- Native name: Andrija Stojčević
- Born: 1753 Neštin, Habsburg monarchy
- Died: 1810 (aged 56–57) Gospić, Illyrian Provinces
- Allegiance: Habsburg Monarchy Austrian Empire
- Branch: Army
- Service years: 1770–1810
- Rank: Feldmarschalleutnant
- Conflicts: Dalmatian campaign of 1809

= Andreas von Stoichevich =

Austrian general (1737–1814)

Andreas Stoichevich (Andrija Stojčević; 1753 - 6 October 1810) was an Austrian nobleman and general who fought in the Napoleonic Wars particularly in the Dalmatian Campaign where Napoleon's favorite general Marmont was caught off-guard. Stoichevich also led his regiment in four or five more battles, namely Sacile, Caldiero, Tarvis and Graz before retirement.

==Biography==
Stoichevich was born in 1753 in Neštin, a Vojvodina village which was at the time part of the Kingdom of Slavonia.

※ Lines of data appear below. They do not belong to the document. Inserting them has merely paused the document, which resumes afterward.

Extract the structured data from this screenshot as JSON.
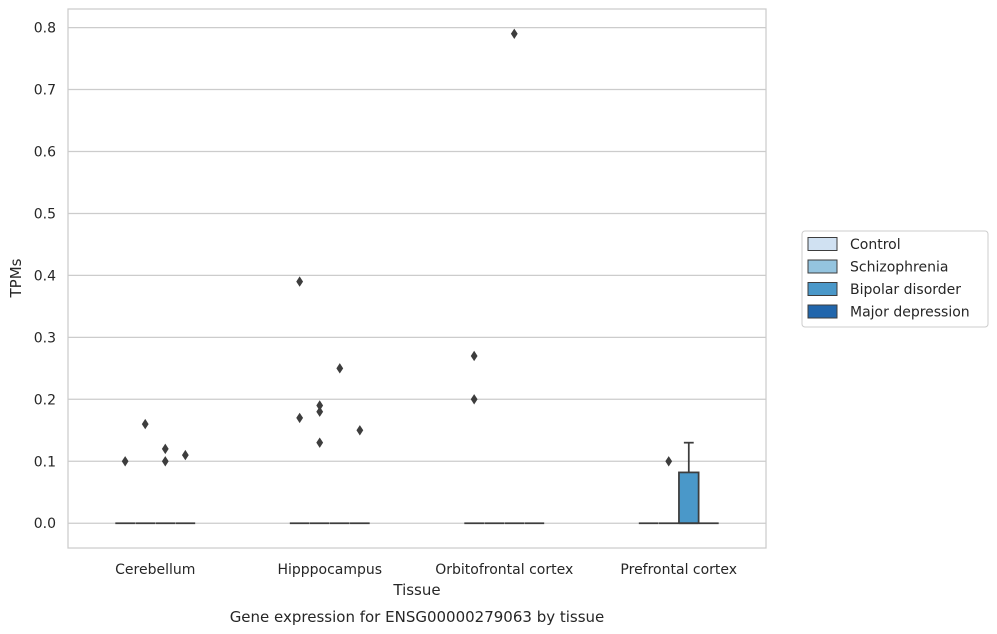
{
  "chart_data": {
    "type": "box",
    "xlabel": "Tissue",
    "ylabel": "TPMs",
    "caption": "Gene expression for ENSG00000279063 by tissue",
    "categories": [
      "Cerebellum",
      "Hipppocampus",
      "Orbitofrontal cortex",
      "Prefrontal cortex"
    ],
    "ylim": [
      -0.04,
      0.83
    ],
    "yticks": [
      0.0,
      0.1,
      0.2,
      0.3,
      0.4,
      0.5,
      0.6,
      0.7,
      0.8
    ],
    "ytick_labels": [
      "0.0",
      "0.1",
      "0.2",
      "0.3",
      "0.4",
      "0.5",
      "0.6",
      "0.7",
      "0.8"
    ],
    "grid": true,
    "legend_position": "outside-right",
    "series": [
      {
        "name": "Control",
        "color": "#d0e1f2",
        "boxes": [
          {
            "q1": 0,
            "median": 0,
            "q3": 0,
            "whislo": 0,
            "whishi": 0,
            "fliers": [
              0.1
            ]
          },
          {
            "q1": 0,
            "median": 0,
            "q3": 0,
            "whislo": 0,
            "whishi": 0,
            "fliers": [
              0.39,
              0.17
            ]
          },
          {
            "q1": 0,
            "median": 0,
            "q3": 0,
            "whislo": 0,
            "whishi": 0,
            "fliers": [
              0.27,
              0.2
            ]
          },
          {
            "q1": 0,
            "median": 0,
            "q3": 0,
            "whislo": 0,
            "whishi": 0,
            "fliers": []
          }
        ]
      },
      {
        "name": "Schizophrenia",
        "color": "#94c4df",
        "boxes": [
          {
            "q1": 0,
            "median": 0,
            "q3": 0,
            "whislo": 0,
            "whishi": 0,
            "fliers": [
              0.16
            ]
          },
          {
            "q1": 0,
            "median": 0,
            "q3": 0,
            "whislo": 0,
            "whishi": 0,
            "fliers": [
              0.19,
              0.18,
              0.13
            ]
          },
          {
            "q1": 0,
            "median": 0,
            "q3": 0,
            "whislo": 0,
            "whishi": 0,
            "fliers": []
          },
          {
            "q1": 0,
            "median": 0,
            "q3": 0,
            "whislo": 0,
            "whishi": 0,
            "fliers": [
              0.1
            ]
          }
        ]
      },
      {
        "name": "Bipolar disorder",
        "color": "#4a98c9",
        "boxes": [
          {
            "q1": 0,
            "median": 0,
            "q3": 0,
            "whislo": 0,
            "whishi": 0,
            "fliers": [
              0.12,
              0.1
            ]
          },
          {
            "q1": 0,
            "median": 0,
            "q3": 0,
            "whislo": 0,
            "whishi": 0,
            "fliers": [
              0.25
            ]
          },
          {
            "q1": 0,
            "median": 0,
            "q3": 0,
            "whislo": 0,
            "whishi": 0,
            "fliers": [
              0.79
            ]
          },
          {
            "q1": 0,
            "median": 0,
            "q3": 0.082,
            "whislo": 0,
            "whishi": 0.13,
            "fliers": []
          }
        ]
      },
      {
        "name": "Major depression",
        "color": "#2166ac",
        "boxes": [
          {
            "q1": 0,
            "median": 0,
            "q3": 0,
            "whislo": 0,
            "whishi": 0,
            "fliers": [
              0.11
            ]
          },
          {
            "q1": 0,
            "median": 0,
            "q3": 0,
            "whislo": 0,
            "whishi": 0,
            "fliers": [
              0.15
            ]
          },
          {
            "q1": 0,
            "median": 0,
            "q3": 0,
            "whislo": 0,
            "whishi": 0,
            "fliers": []
          },
          {
            "q1": 0,
            "median": 0,
            "q3": 0,
            "whislo": 0,
            "whishi": 0,
            "fliers": []
          }
        ]
      }
    ]
  }
}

In 1770, he joined the Petrovaradin Krajina Infantry Regiment no. 9 as a cadet. He rose to the rank of a company leader (Oberleutnant) in 1778 and captain (Hauptmann) in 1788, and was then reassigned to the Slavonian Border Guard Volunteer Corps, where he became a major in 1790.

In 1793 Stoichevich commanded the first combined Slavonian battalion, raised in June 1792 from two companies each of the Brod, Gradiška and Petrovaradin regiments of the Slavonian Generalat of the Military Frontier. At the time they saw battle in the War of the First Coalition.

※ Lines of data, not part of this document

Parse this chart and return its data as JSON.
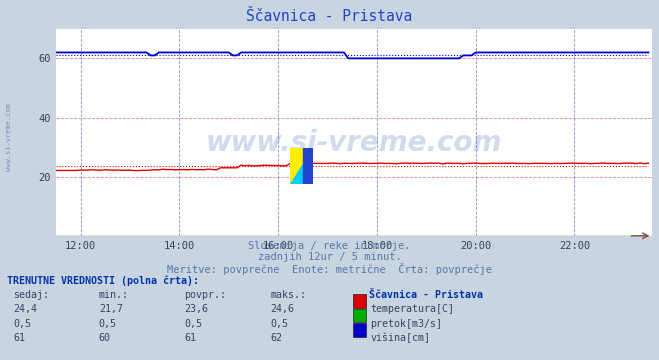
{
  "title": "Ščavnica - Pristava",
  "subtitle1": "Slovenija / reke in morje.",
  "subtitle2": "zadnjih 12ur / 5 minut.",
  "subtitle3": "Meritve: povprečne  Enote: metrične  Črta: povprečje",
  "xlim_hours": [
    11.5,
    23.58
  ],
  "ylim": [
    0,
    70
  ],
  "yticks": [
    20,
    40,
    60
  ],
  "xtick_labels": [
    "12:00",
    "14:00",
    "16:00",
    "18:00",
    "20:00",
    "22:00"
  ],
  "xtick_positions": [
    12,
    14,
    16,
    18,
    20,
    22
  ],
  "fig_bg_color": "#c8d4e0",
  "plot_bg_color": "#ffffff",
  "grid_color_h": "#dd8888",
  "grid_color_v": "#8888dd",
  "temp_color": "#dd0000",
  "flow_color": "#00aa00",
  "height_color": "#0000cc",
  "watermark": "www.si-vreme.com",
  "watermark_color": "#4477bb",
  "watermark_alpha": 0.25,
  "table_header": "TRENUTNE VREDNOSTI (polna črta):",
  "col_headers": [
    "sedaj:",
    "min.:",
    "povpr.:",
    "maks.:"
  ],
  "row1": [
    "24,4",
    "21,7",
    "23,6",
    "24,6",
    "temperatura[C]"
  ],
  "row2": [
    "0,5",
    "0,5",
    "0,5",
    "0,5",
    "pretok[m3/s]"
  ],
  "row3": [
    "61",
    "60",
    "61",
    "62",
    "višina[cm]"
  ],
  "station_label": "Ščavnica - Pristava",
  "temp_avg": 23.6,
  "height_avg": 61.0,
  "n_points": 145,
  "x_start": 11.5,
  "x_end": 23.5
}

In 1797, he rose to the rank of battalion commander (Oberstleutnant) and commanded the 1st Border Guard Rifle Battalion on the Rhine, and also saw combat in Switzerland and Tyrol. In 1799, he became a colonel (Oberst), and given command of the Petrovaradin Krajina Infantry Regiment no. 9, headquartered in Mitrovica.

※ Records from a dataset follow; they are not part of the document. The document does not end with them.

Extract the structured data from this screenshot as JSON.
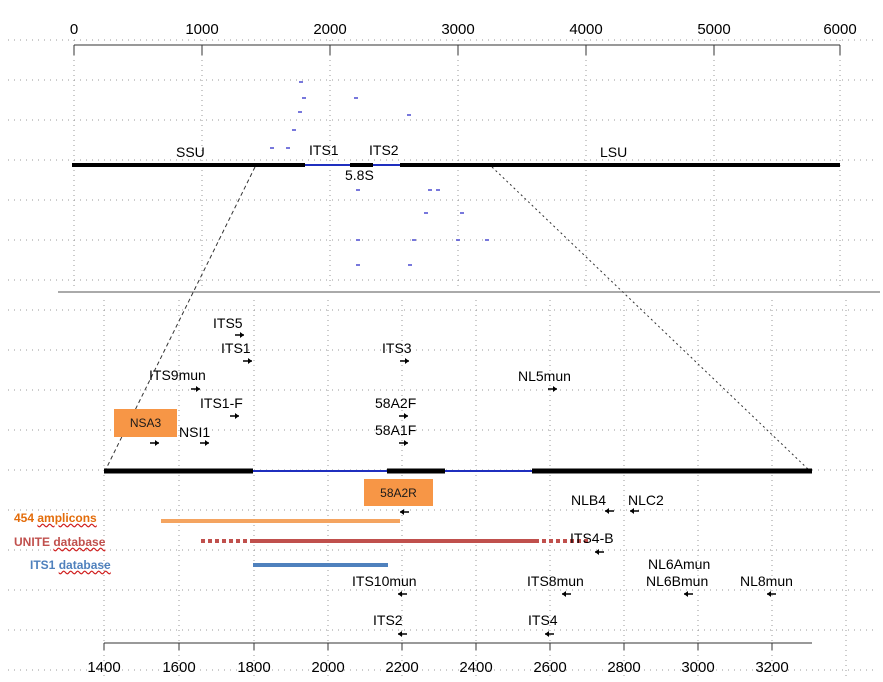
{
  "top_axis": {
    "ticks": [
      "0",
      "1000",
      "2000",
      "3000",
      "4000",
      "5000",
      "6000"
    ]
  },
  "top_regions": {
    "ssu": "SSU",
    "its1": "ITS1",
    "its2": "ITS2",
    "s58": "5.8S",
    "lsu": "LSU"
  },
  "bottom_axis": {
    "ticks": [
      "1400",
      "1600",
      "1800",
      "2000",
      "2200",
      "2400",
      "2600",
      "2800",
      "3000",
      "3200"
    ]
  },
  "primers": {
    "its5": "ITS5",
    "its1": "ITS1",
    "its9mun": "ITS9mun",
    "its1f": "ITS1-F",
    "nsi1": "NSI1",
    "its3": "ITS3",
    "a58a2f": "58A2F",
    "a58a1f": "58A1F",
    "nl5mun": "NL5mun",
    "nlb4": "NLB4",
    "nlc2": "NLC2",
    "its4b": "ITS4-B",
    "nl6amun": "NL6Amun",
    "nl6bmun": "NL6Bmun",
    "nl8mun": "NL8mun",
    "its10mun": "ITS10mun",
    "its8mun": "ITS8mun",
    "its2": "ITS2",
    "its4": "ITS4"
  },
  "highlighted_primers": {
    "nsa3": "NSA3",
    "a58a2r": "58A2R"
  },
  "legend": {
    "amplicons_num": "454",
    "amplicons_word": "amplicons",
    "unite_word1": "UNITE",
    "unite_word2": "database",
    "its1db_word1": "ITS1",
    "its1db_word2": "database"
  },
  "colors": {
    "amplicons": "#f4a460",
    "amplicons_text": "#e36c0a",
    "unite": "#c0504d",
    "its1db": "#4f81bd",
    "highlight_box": "#f79646",
    "its_line": "#1f2fbf"
  }
}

On 18 February 1804 he was promoted to brigadier general and on 1 September 1805 became a major general.

In the War of the Fifth Coalition in 1809, Stoichevich fought under the divisional commander Baron Vinko Knežević when the corps structure underwent a change with Stoichevich being ordered by Archduke John to detach to fight against Auguste de Marmont in the Dalmatian Campaign. That was right after the mid-April Battle of Sacile and the late-April Battle of Caldiero that he mustered his regiment without respite and went into battle again. It was in the May 1809 Battle of Tarvis that he played a crucial role in ousting Napoleon's French Army and the General of the Division Marmont, though it cost him a victory. He was then put in charge of a brigade in Gospić.

At the height of the Marmont May campaign in Dalmatia, Stoichevich's headquarters near the upper course of the Zrmanja was overrun by the French cavalry, with himself and his adjutant Leutnant Budisavljević taken prisoner, and losses of around 200 killed, 500 wounded and 300 captured soldiers.

On 25 September 1809, Stoichevich was promoted to Feldmarschalleutnant. He retired in 1810, and died the same year in Gospić.